Quintet: The Cases of Chase and Delacroix

Written by Richard A. Lupoff
Review by Eileen Charbonneau

Set in the San Francisco environs of the 1930s, this series of five short stories covers the intrigues of brilliant, stylish, and very polite amateur sleuths Claire Delacroix and her millionaire boss, Akhenaton Beelzebub Chase. They are a perfect pair to solve impossible crimes set forth by police captain Cleland Baxter, who once served with Chase in the Great War.
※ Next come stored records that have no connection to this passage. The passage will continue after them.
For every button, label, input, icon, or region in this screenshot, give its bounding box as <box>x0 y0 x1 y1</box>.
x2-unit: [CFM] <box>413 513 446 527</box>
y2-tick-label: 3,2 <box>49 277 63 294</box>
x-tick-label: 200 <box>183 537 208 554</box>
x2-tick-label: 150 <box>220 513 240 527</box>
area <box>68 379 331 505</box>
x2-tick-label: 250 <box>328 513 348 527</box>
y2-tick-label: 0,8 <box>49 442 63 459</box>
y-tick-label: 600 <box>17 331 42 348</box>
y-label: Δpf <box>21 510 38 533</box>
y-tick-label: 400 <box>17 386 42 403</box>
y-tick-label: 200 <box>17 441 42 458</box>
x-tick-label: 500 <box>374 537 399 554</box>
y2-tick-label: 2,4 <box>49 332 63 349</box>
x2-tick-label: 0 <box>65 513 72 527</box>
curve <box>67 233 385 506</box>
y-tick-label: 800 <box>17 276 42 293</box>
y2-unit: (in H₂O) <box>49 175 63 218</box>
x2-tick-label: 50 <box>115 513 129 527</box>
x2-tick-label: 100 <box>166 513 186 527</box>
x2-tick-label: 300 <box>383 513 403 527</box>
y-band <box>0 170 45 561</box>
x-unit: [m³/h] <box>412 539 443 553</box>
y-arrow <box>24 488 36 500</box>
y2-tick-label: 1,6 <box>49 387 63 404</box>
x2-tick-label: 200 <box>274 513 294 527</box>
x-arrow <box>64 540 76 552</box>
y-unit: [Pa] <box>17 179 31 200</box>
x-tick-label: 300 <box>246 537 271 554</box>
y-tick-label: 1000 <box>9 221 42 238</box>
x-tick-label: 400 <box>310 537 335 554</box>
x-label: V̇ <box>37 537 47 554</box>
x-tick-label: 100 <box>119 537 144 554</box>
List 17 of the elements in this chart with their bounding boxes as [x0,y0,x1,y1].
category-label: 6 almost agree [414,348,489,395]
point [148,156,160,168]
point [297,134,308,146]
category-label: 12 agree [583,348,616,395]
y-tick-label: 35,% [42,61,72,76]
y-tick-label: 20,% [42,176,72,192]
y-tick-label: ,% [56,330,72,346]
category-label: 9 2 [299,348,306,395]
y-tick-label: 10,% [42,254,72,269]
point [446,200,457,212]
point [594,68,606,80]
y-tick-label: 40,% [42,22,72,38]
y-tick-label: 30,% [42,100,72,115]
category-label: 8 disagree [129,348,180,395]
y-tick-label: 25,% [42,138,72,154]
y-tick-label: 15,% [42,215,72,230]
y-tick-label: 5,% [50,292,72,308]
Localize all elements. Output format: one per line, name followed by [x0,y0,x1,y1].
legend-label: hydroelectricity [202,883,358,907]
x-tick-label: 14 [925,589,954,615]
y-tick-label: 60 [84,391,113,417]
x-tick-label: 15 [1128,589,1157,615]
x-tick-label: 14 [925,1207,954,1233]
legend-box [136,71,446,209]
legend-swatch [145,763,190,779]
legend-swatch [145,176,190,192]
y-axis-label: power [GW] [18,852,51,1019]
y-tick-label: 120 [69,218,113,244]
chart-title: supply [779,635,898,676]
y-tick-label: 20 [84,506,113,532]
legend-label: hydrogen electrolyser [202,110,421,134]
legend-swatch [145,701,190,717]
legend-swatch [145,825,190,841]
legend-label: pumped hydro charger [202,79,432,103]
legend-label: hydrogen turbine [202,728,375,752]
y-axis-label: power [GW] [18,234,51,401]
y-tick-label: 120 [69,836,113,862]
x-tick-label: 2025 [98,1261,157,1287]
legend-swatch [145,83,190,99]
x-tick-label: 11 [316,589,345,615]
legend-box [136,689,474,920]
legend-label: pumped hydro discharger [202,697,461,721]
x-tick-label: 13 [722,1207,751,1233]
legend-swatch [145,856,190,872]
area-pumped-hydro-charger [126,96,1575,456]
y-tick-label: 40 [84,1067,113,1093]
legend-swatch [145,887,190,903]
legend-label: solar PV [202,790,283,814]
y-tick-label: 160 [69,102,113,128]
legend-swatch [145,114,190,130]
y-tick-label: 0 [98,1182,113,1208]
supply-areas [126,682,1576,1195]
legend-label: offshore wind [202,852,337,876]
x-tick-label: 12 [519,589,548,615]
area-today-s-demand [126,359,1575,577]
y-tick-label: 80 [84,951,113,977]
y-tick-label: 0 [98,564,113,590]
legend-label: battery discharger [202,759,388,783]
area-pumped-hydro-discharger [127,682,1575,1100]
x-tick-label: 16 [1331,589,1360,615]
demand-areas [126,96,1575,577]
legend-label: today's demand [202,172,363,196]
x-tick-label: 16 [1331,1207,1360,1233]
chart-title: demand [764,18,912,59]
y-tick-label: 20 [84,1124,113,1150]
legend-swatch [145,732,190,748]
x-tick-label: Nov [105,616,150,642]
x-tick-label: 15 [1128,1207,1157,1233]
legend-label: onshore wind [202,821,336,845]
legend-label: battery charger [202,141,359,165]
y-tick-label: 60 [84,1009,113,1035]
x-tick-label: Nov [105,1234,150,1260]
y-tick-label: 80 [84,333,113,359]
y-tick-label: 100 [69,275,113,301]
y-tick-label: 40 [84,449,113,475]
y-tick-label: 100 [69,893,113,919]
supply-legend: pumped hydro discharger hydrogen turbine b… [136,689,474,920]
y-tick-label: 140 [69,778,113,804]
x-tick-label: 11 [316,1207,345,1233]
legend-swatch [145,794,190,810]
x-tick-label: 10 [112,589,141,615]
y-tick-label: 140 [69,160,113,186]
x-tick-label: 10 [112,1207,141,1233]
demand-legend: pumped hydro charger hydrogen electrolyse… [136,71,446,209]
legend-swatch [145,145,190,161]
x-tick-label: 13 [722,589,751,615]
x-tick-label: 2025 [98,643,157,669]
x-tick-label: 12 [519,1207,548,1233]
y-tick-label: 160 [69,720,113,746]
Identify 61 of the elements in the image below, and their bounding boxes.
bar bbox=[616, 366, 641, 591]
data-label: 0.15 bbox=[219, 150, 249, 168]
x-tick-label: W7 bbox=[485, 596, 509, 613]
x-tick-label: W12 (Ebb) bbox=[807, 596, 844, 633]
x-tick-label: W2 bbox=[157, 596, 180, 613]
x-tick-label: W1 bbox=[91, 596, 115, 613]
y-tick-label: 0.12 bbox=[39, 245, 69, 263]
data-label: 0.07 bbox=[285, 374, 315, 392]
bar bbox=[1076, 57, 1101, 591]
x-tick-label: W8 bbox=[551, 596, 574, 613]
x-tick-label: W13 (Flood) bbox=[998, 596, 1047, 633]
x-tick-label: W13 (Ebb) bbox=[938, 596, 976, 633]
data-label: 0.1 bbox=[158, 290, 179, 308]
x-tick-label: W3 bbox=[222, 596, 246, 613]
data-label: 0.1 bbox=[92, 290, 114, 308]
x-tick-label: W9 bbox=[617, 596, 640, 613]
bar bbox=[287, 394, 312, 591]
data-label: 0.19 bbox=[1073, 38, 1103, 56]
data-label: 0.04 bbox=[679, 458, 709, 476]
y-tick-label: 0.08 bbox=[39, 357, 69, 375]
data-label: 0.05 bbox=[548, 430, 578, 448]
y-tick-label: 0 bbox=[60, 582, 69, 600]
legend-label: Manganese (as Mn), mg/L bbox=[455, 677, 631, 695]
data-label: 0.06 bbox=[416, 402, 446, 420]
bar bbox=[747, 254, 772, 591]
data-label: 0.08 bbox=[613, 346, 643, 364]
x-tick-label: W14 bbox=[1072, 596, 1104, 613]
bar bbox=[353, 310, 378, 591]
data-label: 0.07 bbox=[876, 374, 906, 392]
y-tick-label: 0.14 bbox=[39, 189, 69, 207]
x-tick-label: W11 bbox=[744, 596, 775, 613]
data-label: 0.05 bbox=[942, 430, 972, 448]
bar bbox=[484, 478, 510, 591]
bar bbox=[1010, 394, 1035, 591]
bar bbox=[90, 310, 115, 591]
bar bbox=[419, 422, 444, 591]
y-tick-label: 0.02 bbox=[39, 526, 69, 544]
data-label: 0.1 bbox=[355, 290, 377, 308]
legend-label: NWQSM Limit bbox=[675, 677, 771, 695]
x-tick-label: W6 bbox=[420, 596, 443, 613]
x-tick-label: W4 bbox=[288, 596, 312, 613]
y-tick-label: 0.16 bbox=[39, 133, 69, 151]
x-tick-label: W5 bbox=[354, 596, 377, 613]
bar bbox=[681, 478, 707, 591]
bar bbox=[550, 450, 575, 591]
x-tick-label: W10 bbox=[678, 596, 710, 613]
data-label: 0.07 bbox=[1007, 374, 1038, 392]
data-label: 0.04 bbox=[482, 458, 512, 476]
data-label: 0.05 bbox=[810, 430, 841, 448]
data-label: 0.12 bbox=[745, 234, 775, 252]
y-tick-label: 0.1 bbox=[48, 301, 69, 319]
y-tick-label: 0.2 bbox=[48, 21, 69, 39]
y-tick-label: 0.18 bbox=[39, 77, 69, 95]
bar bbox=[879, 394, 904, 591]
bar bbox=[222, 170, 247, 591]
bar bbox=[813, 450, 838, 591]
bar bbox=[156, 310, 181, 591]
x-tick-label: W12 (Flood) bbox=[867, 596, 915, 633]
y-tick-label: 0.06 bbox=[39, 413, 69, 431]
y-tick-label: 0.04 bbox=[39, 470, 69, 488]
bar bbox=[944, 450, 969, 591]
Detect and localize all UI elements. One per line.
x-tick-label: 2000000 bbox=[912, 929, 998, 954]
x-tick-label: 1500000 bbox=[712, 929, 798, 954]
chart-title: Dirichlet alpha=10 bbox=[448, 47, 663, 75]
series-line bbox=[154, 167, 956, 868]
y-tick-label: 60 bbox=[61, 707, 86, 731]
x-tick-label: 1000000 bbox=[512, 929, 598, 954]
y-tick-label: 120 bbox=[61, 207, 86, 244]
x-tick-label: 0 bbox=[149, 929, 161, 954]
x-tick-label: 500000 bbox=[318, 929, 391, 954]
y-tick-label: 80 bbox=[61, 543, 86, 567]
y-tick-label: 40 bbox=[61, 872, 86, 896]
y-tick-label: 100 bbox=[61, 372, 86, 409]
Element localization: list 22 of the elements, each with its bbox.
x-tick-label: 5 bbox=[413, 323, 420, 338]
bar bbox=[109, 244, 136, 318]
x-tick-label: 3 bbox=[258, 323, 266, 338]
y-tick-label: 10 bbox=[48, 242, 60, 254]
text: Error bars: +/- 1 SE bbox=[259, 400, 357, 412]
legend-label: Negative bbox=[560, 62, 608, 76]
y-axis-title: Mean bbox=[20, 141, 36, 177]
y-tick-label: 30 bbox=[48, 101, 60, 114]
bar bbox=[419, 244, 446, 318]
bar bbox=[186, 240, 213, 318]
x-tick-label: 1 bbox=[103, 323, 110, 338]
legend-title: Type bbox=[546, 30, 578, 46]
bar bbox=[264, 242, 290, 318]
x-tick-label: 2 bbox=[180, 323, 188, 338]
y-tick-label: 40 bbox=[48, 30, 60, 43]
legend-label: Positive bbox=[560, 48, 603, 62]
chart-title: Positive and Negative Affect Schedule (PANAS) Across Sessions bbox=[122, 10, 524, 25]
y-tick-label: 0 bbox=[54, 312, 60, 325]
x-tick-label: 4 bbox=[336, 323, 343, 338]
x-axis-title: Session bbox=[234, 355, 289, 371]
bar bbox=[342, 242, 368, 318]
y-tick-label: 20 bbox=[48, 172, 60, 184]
Mystery abounds, beginning with the intriguing puzzle of a Hungarian actor found dead in his locked dressing room with vampire-like puncture wounds in his neck. A deep water explorer disappears from his diving suit, as does a fighter plane’s passenger after traveling through a cloud. Both Chase and Delacroix have a penchant for re-enacting the scene of the crime, their many talents in evidence as they do. Delacroix is a medical doctor, pilot, and multi-instrument musician with a weakness for movie magazines and a San Francisco Call reporter (who gets his own bonus story set in 1923), while her partner Chase is a professor, inventor, and autodidact polymath whose parents went down with both the Titanic and the Lusitania, with his wartime gassed lungs as a weakness.

The crimes solved range from a very deadly massacre of even the house servants, to a missing person caught in the act of attending a bar mitzvah. Through it all there are colorful gadgets and gizmos galore, food both delicious and deadly, and a setting that sparkles as brightly as the characters of the well-matched sleuths. Great fun!